Por outro lado à geração
descentralizada, aquela gerada pelos sistemas instalados nos telhados das
residências praticamente não recebem nenhum apoio e consideração governamental.
Apesar do enorme interesse que desperta, segundo pesquisas de opinião
realizadas junto à população.
Mesmo a entrada em vigor em
janeiro de 2013 da Norma Resolutiva 482/2012 da Agencia Nacional de Energia
Elétrica (Aneel), que estabeleceu regras para a micro (até 100 kW) e a mini
geração (entre 100 kW e 1.000 kW), permitindo assim que consumidores possam
gerar sua própria energia, e trocar o excedente por créditos, que dão desconto
em futuras contas de luz; não alavancou o uso desta fonte energética. Os dados
estão ai.
Segundo a própria Aneel, a
evolução acumulativa do numero destes sistemas implantados foi: de jan/mar 2013
- 8 sistemas instalados, de abr/jun - 17 sistemas, de jul/set - 43, de out/dez
-75, de jan/mar 2014 - 122, de abr/jun - 189, de jul/set - 292, de out/dez -
417, de jan/mar2015 - 541 e de abr/jun - 725 sistemas estavam instalados (deste
total 681 são sistemas fotovoltaicos, 4 biogás, 1 biomassa, 11 solar/eólica, 1
hidráulico, 27 eólico). Números insignificantes quando comparado, por exemplo,
com a Alemanha que dispõe de mais de um milhão de sistemas instalados nos
telhados das residências.
Fica mais que evidente que
obstáculos persistem para o crescimento, e uma maior participação da
eletricidade solar na matriz elétrica. O que depende para transpor os
obstáculos são políticas públicas voltadas ao incentivo da energia solar. Por
exemplo, a criação pelos bancos oficiais de linhas de credito para
financiamento com juros baixos, a redução de impostos tanto para os
equipamentos como para a energia gerada, a possibilidade de ser utilizado o
FGTS para a compra dos equipamentos, e mais informação através de propaganda
institucional sobre os benefícios e as vantagens da tecnologia solar.

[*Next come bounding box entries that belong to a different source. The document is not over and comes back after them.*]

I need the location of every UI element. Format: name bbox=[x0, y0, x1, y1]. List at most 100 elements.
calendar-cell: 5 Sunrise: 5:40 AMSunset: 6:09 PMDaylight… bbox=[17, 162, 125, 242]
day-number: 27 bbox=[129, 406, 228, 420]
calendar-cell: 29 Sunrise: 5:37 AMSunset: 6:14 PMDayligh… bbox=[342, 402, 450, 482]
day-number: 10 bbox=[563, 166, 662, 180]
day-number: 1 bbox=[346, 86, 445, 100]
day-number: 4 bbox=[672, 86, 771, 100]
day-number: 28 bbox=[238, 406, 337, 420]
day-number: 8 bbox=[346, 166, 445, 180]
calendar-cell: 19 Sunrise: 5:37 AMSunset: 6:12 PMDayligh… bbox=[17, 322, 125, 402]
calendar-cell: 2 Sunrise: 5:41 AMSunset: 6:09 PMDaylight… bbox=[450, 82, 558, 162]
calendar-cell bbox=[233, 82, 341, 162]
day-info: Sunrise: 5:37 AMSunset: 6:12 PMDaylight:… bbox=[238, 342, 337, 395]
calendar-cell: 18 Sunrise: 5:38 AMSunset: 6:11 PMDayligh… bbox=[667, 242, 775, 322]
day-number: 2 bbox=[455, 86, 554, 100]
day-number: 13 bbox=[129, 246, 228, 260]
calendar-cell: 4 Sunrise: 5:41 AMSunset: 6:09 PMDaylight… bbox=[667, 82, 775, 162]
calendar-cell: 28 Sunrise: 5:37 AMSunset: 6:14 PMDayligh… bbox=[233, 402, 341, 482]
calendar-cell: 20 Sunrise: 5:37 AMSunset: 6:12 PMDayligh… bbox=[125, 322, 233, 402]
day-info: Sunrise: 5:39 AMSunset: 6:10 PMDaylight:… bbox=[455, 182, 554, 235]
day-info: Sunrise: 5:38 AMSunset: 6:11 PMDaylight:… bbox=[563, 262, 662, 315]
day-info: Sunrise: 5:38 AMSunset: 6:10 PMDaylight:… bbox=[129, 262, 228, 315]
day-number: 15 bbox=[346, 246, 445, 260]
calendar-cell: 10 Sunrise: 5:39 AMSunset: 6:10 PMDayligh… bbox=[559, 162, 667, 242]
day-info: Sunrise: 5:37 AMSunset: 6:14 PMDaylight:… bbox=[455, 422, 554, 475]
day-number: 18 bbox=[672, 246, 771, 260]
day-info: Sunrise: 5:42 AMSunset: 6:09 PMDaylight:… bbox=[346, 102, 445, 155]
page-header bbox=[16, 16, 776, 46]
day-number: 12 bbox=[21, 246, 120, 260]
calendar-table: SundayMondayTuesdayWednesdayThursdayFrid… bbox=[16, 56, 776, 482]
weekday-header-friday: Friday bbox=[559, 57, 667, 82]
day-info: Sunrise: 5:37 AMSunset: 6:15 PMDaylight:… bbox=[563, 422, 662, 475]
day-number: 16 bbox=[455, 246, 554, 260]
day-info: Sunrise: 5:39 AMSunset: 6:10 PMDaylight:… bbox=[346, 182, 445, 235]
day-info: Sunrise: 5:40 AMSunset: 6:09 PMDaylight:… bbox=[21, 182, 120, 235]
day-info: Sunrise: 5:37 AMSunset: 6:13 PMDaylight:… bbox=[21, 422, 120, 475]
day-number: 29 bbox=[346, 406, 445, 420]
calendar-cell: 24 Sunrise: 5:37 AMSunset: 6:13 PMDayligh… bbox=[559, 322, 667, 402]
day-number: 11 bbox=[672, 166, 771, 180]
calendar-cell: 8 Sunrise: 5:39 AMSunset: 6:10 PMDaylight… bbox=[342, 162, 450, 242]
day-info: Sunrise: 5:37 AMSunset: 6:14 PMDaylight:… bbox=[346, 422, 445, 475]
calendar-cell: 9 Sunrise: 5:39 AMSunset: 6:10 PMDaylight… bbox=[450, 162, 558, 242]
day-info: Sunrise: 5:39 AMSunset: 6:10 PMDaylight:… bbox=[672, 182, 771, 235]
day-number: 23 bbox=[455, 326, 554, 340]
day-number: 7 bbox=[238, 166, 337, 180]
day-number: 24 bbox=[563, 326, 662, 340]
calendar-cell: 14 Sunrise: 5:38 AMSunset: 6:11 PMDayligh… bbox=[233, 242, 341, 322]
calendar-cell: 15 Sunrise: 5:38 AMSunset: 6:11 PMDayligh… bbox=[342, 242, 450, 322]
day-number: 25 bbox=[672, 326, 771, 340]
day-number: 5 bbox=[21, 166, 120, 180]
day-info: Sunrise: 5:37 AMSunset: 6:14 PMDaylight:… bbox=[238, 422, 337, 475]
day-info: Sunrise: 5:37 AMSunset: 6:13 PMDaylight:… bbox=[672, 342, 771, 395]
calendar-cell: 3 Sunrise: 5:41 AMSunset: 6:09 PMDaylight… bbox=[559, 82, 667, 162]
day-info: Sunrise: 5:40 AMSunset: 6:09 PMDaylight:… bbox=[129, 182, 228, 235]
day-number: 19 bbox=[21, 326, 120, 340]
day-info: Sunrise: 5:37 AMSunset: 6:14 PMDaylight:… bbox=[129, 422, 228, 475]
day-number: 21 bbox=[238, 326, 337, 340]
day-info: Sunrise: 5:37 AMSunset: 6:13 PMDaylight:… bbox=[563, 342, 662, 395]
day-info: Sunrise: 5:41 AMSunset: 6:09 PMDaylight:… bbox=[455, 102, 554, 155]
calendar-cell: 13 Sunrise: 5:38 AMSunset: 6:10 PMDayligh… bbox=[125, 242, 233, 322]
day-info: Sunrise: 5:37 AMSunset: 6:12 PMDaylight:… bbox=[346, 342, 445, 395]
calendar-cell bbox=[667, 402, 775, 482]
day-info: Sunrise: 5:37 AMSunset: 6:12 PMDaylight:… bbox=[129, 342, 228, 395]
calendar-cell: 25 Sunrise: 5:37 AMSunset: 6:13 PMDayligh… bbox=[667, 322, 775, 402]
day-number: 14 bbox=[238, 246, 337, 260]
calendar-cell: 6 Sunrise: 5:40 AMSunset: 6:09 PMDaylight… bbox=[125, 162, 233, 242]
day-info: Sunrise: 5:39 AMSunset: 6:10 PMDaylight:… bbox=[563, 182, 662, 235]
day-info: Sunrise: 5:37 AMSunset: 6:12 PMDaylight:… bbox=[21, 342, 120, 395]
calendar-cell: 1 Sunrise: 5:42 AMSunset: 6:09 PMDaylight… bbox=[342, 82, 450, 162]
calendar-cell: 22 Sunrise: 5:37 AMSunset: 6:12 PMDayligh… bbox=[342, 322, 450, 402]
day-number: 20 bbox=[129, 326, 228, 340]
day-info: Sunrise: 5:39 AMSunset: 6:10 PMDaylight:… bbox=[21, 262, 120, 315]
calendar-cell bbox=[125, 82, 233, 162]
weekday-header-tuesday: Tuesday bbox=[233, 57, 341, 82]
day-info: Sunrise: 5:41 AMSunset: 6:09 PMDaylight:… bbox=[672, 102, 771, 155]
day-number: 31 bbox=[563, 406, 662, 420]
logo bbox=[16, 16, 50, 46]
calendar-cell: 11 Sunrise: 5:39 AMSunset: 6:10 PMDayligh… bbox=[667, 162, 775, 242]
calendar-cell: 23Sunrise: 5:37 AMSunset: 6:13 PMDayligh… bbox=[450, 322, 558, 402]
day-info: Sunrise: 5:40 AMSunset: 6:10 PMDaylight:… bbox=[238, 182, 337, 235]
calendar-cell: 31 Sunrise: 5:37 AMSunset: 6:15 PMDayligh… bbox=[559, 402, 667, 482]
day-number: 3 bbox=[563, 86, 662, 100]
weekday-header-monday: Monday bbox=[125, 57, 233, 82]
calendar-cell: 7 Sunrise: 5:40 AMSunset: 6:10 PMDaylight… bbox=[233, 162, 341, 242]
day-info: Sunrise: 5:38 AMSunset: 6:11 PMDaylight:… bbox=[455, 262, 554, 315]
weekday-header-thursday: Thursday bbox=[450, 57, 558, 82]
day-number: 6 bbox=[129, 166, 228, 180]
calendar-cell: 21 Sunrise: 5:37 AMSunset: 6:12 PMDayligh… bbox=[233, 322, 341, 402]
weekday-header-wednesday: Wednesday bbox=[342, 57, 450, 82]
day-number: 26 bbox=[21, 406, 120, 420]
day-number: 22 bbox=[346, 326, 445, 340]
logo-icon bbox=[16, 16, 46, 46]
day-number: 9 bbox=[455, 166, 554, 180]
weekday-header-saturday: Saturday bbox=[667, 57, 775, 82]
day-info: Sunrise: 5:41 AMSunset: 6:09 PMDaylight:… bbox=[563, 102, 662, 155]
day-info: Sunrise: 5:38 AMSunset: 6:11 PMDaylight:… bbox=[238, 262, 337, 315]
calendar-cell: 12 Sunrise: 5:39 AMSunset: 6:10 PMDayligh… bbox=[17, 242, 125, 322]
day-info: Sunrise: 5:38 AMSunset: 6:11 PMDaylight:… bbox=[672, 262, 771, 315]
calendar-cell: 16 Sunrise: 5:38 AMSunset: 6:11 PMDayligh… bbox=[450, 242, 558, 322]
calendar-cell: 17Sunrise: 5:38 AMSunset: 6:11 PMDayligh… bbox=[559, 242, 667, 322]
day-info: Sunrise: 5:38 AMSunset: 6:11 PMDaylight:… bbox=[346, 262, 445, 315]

Mas o que também dificulta
enormemente, no que concerne a geração descentralizada é as distribuidoras, que
administram todo o processo deste a análise do projeto inicial de engenharia
até a conexão a rede elétrica. Cabe às distribuidoras efetuarem a ligação na
rede elétrica, depois de um burocrático e longo processo administrativo
realizado pelo consumidor junto à companhia.
E convenhamos, aquelas
empresas que negociam com energia (compram das geradoras e revendem aos
consumidores) não estão nada interessadas em promover um negócio que, mais cedo
ou mais tarde afetará seus lucros. Isto porque o grande sonho de consumo do
consumidor brasileiro é ficar livre, não depender das distribuidoras com
relação à energia que consome. O consumidor deseja é gerar sua própria energia.
Ai está o “nó” do problema
que o governo não quer enfrentar. O lobby das empresas concessionárias, 100%
privadas, dificulta o processo através de uma burocracia infernal, que nem
todos que querem instalar um sistema solar estão dispostos a enfrentar.

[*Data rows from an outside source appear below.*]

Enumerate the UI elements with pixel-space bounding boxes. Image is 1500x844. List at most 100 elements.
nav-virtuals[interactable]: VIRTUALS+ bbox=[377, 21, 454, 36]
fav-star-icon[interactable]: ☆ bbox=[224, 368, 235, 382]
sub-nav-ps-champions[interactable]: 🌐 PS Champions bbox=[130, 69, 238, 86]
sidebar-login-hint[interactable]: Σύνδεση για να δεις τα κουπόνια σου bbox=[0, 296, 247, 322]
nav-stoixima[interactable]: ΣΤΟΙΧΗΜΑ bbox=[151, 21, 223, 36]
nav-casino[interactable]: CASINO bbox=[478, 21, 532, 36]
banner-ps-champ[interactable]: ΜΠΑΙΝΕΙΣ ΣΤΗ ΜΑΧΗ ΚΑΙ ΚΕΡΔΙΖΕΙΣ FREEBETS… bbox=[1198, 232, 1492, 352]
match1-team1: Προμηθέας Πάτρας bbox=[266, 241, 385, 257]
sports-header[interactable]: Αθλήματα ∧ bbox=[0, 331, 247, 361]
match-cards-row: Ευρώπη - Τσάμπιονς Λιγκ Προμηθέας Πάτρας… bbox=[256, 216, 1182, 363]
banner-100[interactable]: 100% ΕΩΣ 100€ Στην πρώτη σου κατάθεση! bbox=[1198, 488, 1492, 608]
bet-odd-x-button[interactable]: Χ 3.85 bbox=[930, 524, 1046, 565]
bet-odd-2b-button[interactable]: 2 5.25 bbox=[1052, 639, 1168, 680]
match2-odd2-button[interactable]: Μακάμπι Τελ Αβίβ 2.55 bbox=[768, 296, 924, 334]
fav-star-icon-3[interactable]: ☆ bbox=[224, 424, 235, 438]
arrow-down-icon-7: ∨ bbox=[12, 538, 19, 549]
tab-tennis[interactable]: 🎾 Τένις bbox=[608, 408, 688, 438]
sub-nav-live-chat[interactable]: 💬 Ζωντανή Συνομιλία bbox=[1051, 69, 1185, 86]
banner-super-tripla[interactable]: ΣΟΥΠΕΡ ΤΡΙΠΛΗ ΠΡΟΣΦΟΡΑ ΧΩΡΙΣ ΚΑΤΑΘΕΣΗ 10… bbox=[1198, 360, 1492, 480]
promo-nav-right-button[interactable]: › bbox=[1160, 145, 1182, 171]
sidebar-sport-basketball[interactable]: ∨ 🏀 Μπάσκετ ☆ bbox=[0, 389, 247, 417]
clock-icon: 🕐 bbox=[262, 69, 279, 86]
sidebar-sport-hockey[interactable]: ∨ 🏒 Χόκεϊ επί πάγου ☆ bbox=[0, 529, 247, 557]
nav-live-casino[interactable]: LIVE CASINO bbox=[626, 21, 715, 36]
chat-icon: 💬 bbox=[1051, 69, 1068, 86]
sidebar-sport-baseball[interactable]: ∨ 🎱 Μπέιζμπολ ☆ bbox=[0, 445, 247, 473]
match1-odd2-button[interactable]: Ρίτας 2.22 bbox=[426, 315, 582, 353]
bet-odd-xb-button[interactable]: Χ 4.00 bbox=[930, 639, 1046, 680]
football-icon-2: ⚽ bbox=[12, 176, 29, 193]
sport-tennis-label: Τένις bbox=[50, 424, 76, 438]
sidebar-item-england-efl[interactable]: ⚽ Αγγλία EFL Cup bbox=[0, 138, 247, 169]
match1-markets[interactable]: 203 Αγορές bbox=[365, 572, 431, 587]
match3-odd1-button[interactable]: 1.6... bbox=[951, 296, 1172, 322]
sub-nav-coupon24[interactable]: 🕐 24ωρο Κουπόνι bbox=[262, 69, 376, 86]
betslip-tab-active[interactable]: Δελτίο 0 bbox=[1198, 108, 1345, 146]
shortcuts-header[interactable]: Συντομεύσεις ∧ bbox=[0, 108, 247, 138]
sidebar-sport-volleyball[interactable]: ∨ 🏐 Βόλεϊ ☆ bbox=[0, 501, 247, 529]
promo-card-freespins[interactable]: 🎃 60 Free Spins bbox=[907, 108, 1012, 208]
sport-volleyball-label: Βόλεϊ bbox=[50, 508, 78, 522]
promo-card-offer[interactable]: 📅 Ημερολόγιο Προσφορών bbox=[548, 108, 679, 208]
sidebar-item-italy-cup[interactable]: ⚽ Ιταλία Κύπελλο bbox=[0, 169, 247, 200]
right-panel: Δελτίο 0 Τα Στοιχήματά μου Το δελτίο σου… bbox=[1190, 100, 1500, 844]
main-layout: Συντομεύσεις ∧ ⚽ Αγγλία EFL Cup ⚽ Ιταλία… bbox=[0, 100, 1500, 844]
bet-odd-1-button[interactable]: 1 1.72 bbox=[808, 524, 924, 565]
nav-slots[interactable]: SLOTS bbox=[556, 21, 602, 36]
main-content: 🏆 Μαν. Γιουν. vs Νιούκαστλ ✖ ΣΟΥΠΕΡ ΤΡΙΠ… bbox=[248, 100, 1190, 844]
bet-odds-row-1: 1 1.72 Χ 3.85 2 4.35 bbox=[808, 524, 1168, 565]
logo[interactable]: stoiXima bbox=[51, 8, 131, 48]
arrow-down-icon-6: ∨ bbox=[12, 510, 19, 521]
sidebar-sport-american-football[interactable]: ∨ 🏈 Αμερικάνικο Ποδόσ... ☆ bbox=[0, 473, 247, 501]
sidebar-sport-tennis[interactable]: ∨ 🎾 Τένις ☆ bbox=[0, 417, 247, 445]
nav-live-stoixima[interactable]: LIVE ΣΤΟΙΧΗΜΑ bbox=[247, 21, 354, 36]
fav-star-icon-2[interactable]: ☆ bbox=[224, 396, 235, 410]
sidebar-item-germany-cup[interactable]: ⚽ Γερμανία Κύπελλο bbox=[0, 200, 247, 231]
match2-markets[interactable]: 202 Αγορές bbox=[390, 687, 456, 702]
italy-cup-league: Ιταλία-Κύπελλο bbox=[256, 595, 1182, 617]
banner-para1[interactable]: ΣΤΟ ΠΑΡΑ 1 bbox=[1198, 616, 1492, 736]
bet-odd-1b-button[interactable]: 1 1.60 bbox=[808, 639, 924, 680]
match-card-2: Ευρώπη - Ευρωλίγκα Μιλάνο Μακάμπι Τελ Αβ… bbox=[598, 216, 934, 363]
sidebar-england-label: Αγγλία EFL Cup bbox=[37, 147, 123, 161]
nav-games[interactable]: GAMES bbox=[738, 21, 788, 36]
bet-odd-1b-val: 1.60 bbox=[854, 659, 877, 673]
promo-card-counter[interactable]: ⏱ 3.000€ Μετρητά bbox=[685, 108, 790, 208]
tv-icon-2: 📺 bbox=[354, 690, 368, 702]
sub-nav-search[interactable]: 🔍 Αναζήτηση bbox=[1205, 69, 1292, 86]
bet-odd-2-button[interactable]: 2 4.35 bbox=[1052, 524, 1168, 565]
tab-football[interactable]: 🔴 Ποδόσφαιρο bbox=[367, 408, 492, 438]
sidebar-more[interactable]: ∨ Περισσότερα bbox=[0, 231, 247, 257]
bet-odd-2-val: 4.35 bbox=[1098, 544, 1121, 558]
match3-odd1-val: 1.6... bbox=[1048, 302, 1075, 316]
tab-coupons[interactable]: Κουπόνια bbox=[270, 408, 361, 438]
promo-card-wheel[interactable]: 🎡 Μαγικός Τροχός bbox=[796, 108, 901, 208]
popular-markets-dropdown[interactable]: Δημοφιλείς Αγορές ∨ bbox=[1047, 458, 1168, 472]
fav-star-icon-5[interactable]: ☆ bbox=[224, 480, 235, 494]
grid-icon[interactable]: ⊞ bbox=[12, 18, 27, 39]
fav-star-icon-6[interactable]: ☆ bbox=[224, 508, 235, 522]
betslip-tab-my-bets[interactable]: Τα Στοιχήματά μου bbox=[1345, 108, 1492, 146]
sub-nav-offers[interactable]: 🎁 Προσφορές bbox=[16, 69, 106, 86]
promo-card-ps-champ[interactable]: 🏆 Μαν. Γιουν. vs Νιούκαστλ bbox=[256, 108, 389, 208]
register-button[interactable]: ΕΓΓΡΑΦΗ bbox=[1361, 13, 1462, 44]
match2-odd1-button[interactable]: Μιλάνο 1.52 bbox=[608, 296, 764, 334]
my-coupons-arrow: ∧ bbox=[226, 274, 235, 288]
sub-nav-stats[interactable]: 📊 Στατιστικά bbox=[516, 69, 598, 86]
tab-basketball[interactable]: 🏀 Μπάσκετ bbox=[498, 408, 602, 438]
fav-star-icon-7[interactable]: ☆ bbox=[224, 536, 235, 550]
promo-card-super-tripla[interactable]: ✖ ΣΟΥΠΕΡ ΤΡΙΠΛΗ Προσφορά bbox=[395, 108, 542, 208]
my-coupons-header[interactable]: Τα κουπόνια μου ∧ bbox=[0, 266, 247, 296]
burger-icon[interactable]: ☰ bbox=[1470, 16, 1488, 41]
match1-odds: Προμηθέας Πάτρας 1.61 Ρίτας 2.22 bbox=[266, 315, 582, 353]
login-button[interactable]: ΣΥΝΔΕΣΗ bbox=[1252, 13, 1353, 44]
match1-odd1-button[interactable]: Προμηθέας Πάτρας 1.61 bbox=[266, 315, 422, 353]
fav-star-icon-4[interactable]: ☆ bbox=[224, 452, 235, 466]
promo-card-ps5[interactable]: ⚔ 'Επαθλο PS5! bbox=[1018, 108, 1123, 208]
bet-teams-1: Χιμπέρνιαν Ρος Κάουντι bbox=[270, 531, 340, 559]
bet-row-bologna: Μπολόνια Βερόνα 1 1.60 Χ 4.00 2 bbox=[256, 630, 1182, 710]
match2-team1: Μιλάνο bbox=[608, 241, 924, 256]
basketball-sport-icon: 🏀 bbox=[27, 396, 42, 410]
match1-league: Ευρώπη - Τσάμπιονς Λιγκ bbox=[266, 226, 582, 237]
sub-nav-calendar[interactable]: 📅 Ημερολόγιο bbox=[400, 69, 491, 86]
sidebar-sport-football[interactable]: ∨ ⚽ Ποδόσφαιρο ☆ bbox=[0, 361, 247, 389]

Enquanto que em dois dias você instala os equipamentos na sua residência, tem
que aguardar quatro meses para estar conectado na rede elétrica.

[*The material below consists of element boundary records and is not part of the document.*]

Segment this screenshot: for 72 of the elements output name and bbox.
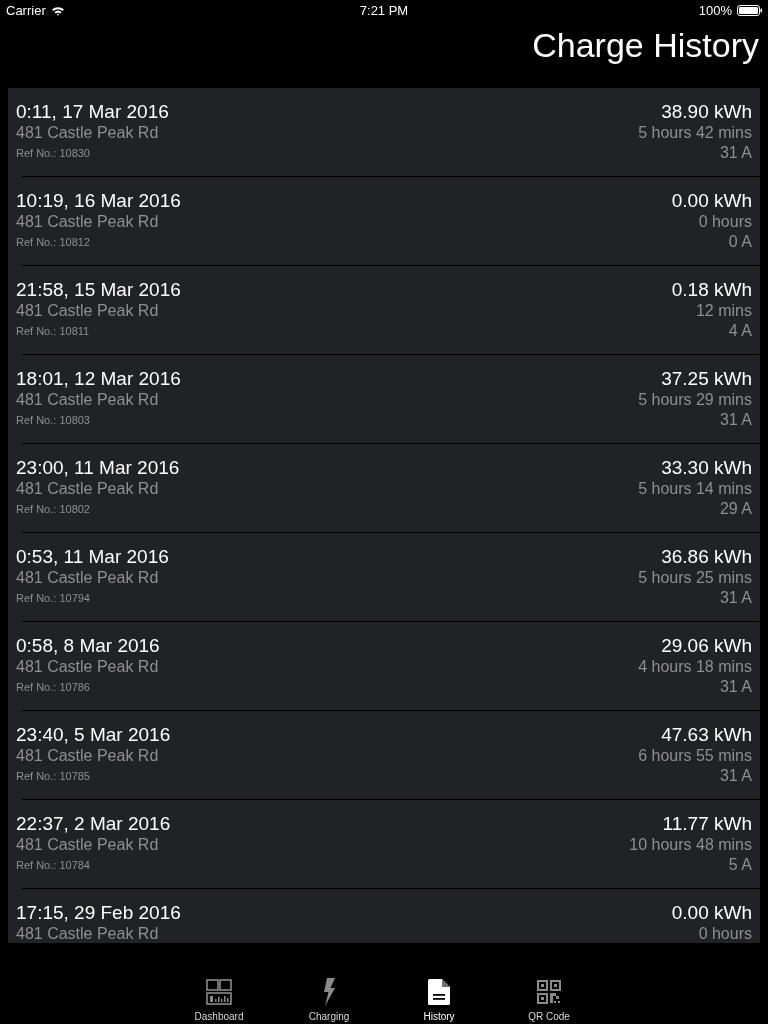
address-text: 481 Castle Peak Rd	[16, 835, 160, 855]
clock-time: 7:21 PM	[359, 2, 409, 18]
duration-text: 5 hours 42 mins	[638, 123, 752, 143]
date-time-text: 22:37, 2 Mar 2016	[16, 812, 171, 835]
energy-text: 0.18 kWh	[671, 278, 752, 301]
current-text: 31 A	[719, 143, 752, 163]
battery-icon	[737, 4, 762, 16]
energy-text: 47.63 kWh	[661, 723, 752, 746]
date-time-text: 0:58, 8 Mar 2016	[16, 634, 160, 657]
reference-number: Ref No.: 10785	[16, 769, 91, 784]
address-text: 481 Castle Peak Rd	[16, 924, 160, 943]
reference-number: Ref No.: 10794	[16, 591, 91, 606]
duration-text: 4 hours 18 mins	[638, 657, 752, 677]
tab-button[interactable]: QR Code	[494, 975, 604, 1024]
duration-text: 0 hours	[698, 212, 752, 232]
carrier-name: Carrier	[6, 2, 46, 18]
date-time-text: 23:00, 11 Mar 2016	[16, 456, 180, 479]
reference-number: Ref No.: 10786	[16, 680, 91, 695]
date-time-text: 17:15, 29 Feb 2016	[16, 901, 181, 924]
address-text: 481 Castle Peak Rd	[16, 657, 160, 677]
tab-button[interactable]: Charging	[274, 975, 384, 1024]
lightning-bolt-icon	[321, 978, 337, 1006]
reference-number: Ref No.: 10802	[16, 502, 91, 517]
energy-text: 37.25 kWh	[661, 367, 752, 390]
address-text: 481 Castle Peak Rd	[16, 568, 160, 588]
energy-text: 29.06 kWh	[661, 634, 752, 657]
current-text: 0 A	[728, 232, 752, 252]
qr-code-icon	[537, 980, 561, 1004]
duration-text: 0 hours	[698, 924, 752, 943]
reference-number: Ref No.: 10784	[16, 858, 91, 873]
address-text: 481 Castle Peak Rd	[16, 212, 160, 232]
tab-button[interactable]: Dashboard	[164, 975, 274, 1024]
wifi-icon	[50, 4, 65, 16]
duration-text: 6 hours 55 mins	[638, 746, 752, 766]
address-text: 481 Castle Peak Rd	[16, 479, 160, 499]
current-text: 29 A	[719, 499, 752, 519]
address-text: 481 Castle Peak Rd	[16, 301, 160, 321]
duration-text: 5 hours 25 mins	[638, 568, 752, 588]
date-time-text: 21:58, 15 Mar 2016	[16, 278, 181, 301]
energy-text: 0.00 kWh	[671, 901, 752, 924]
date-time-text: 18:01, 12 Mar 2016	[16, 367, 181, 390]
energy-text: 0.00 kWh	[671, 189, 752, 212]
reference-number: Ref No.: 10811	[16, 324, 91, 339]
document-icon	[428, 979, 450, 1005]
duration-text: 5 hours 14 mins	[638, 479, 752, 499]
page-title: Charge History	[532, 25, 759, 66]
date-time-text: 23:40, 5 Mar 2016	[16, 723, 171, 746]
date-time-text: 0:53, 11 Mar 2016	[16, 545, 169, 568]
current-text: 4 A	[728, 321, 752, 341]
energy-text: 38.90 kWh	[661, 100, 752, 123]
energy-text: 36.86 kWh	[661, 545, 752, 568]
address-text: 481 Castle Peak Rd	[16, 746, 160, 766]
address-text: 481 Castle Peak Rd	[16, 123, 160, 143]
date-time-text: 10:19, 16 Mar 2016	[16, 189, 181, 212]
energy-text: 33.30 kWh	[661, 456, 752, 479]
current-text: 31 A	[719, 677, 752, 697]
reference-number: Ref No.: 10812	[16, 235, 91, 250]
dashboard-icon	[206, 979, 232, 1005]
battery-percentage: 100%	[698, 2, 732, 18]
current-text: 31 A	[719, 766, 752, 786]
reference-number: Ref No.: 10830	[16, 146, 91, 161]
address-text: 481 Castle Peak Rd	[16, 390, 160, 410]
date-time-text: 0:11, 17 Mar 2016	[16, 100, 169, 123]
current-text: 31 A	[719, 588, 752, 608]
duration-text: 10 hours 48 mins	[629, 835, 752, 855]
current-text: 31 A	[719, 410, 752, 430]
duration-text: 12 mins	[695, 301, 752, 321]
tab-button[interactable]: History	[384, 975, 494, 1024]
reference-number: Ref No.: 10803	[16, 413, 91, 428]
current-text: 5 A	[728, 855, 752, 875]
energy-text: 11.77 kWh	[662, 812, 752, 835]
duration-text: 5 hours 29 mins	[638, 390, 752, 410]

O diagnóstico dos problemas
encontrados é quase unânime. Só não “enxerga” quem não quer. E não
“enxergando”, os obstáculos não serão suplantados. Assim o país continuará
patinando, mergulhado em um discurso governamental completamente deslocado da
realidade.
Acorda “ilustres
planejadores” da política energética, pois a sociedade não aceita mais pagarem
pelos erros cometidos por “vossas excelências”. Exige-se mais democracia, mais
participação, mais transparência em um setor estratégico, que insiste em não
discutir com a sociedade as decisões que toma. Heitor Scalambrini – Brasil in
“Diário Liberdade”
Heitor
Scalambrini - Professor associado da Universidade
Federal de Pernambuco (UFPE), graduado em Física pela Universidade Estadual de
Campinas (UNICAMP/SP), Mestre em Ciências e Tecnologias Nucleares na
Universidade Federal de Pernambuco (UFPE) e Doutor em Energética, na
Universidade de Marselha/Comissariado de Energia Atômica (CEA)-França.